Процесс длился один день. Полицейский, телефонистка, продавец сигар давали показания, адвокат опровергал их, вымученно сочетая грубую горячность с полнейшей некомпетентностью, а Лупоглазый сидел развалясь и поглядывал в окно поверх голов-присяжных. Время от времени он зевал; его рука потянулась было к карману, где лежали сигареты, потом остановилась и замерла на черной ткани костюма, похожая восковой безжизненностью, формой и размером на руку куклы.
Присяжные совещались восемь минут. Застыв и глядя на Лупоглазого, они заявили, что он виновен. Лупоглазый, не шевельнувшись, не изменив позы, глядел на них несколько секунд в тупом молчании.
— Ну, черт возьми, — произнес он.
Судья резко застучал молоточком; полицейский тронул Лупоглазого за руку.
— Я подам апелляцию, — лепетал адвокат, семеня рядом с ним. — Я буду бороться во всех инстанциях…
— Будешь, не бойся, — сказал Лупоглазый, укладываясь на койку и зажигая сигарету. — Но только не здесь. Пошел отсюда. Иди прими таблетку.
Окружной прокурор уже готовился к апелляции, строил планы.
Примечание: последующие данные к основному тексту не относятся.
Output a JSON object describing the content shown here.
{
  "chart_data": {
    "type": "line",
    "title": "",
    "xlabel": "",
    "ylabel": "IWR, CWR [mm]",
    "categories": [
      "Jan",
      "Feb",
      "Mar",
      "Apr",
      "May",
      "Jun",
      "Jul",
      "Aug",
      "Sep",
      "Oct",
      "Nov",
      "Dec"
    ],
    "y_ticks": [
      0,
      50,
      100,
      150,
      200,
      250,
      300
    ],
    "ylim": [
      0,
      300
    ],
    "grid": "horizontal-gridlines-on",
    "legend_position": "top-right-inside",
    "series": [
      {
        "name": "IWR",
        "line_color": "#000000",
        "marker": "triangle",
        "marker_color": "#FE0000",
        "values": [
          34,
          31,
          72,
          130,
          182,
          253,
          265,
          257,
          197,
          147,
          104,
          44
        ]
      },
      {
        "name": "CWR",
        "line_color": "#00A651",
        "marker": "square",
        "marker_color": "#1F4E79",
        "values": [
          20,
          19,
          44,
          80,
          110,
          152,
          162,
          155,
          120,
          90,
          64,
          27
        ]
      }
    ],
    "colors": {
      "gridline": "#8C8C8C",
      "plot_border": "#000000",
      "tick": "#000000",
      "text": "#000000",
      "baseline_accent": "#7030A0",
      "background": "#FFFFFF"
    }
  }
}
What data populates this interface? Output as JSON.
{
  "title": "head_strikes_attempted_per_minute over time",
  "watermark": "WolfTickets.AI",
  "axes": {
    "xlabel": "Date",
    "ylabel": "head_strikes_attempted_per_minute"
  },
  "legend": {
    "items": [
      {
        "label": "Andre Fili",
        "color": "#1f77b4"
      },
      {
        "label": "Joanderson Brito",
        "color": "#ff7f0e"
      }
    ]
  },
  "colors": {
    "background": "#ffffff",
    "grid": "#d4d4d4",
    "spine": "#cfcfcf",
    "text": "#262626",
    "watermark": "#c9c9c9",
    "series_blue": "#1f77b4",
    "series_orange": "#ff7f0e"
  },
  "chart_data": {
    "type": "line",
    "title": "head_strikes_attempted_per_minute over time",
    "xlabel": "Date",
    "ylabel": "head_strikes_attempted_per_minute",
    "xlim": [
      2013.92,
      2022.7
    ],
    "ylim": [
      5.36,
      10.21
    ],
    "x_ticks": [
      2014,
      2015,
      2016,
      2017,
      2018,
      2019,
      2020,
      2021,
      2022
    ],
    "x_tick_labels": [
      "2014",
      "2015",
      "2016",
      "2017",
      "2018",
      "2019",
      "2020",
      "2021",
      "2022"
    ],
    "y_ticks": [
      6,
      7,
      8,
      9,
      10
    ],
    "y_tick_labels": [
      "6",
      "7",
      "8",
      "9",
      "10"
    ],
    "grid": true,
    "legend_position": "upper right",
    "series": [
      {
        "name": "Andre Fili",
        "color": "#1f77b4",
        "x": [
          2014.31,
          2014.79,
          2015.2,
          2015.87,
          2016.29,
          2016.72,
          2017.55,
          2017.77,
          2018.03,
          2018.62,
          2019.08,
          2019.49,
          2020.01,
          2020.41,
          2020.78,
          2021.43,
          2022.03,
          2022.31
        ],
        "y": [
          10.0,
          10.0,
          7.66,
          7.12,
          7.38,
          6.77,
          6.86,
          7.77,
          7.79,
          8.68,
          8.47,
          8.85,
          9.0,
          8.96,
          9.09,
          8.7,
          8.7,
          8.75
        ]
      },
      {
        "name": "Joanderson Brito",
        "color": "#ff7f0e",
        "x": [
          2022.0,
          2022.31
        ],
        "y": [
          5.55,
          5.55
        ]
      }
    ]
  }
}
— Удивительное спокойствие, — сказал он. — Обвиняемый воспринял приговор… Видели, как? Будто слушал песенку и ленился взять в толк, нравится она ему или нет, а судья называл день, когда его вздернут. Должно быть, мемфисский адвокат уже вертится у дверей Верховного суда и только ждет телеграммы. Я их знаю. Эти убийцы делают из суда посмешище, и даже если мы добиваемся обвинительного приговора, все понимают, что он не останется в силе.
Лупоглазый позвал надзирателя и дал стодолларовую купюру. Поручил купить бритвенный прибор и сигарет.
— Сдачу оставь у себя, прокурим все деньги — скажешь.
— Вам, похоже, недолго осталось курить со мной, — сказал надзиратель. Теперь у вас будет хороший адвокат.
— Не забудь марку лосьона, — сказал Лупоглазый. — «Эд Пино».
Он произнес «Пай-нод».
Лето стояло хмурое, прохладное. Даже днем в камере было темно, и в коридоре постоянно горел электрический свет, он падал в решетчатую дверь широкой тусклой полосой, достигая изножья койки. Надзиратель принес Лупоглазому стул. Лупоглазый использовал его вместо стола; там лежали долларовые часики, пачка сигарет и треснутая суповая миска с окурками, сам он валялся на койке, курил, разглядывая свои ноги, и так шел день за днем. Блеск его штиблет потускнел, одежда измялась, потому что он лежал не раздеваясь, так как в камере было прохладно.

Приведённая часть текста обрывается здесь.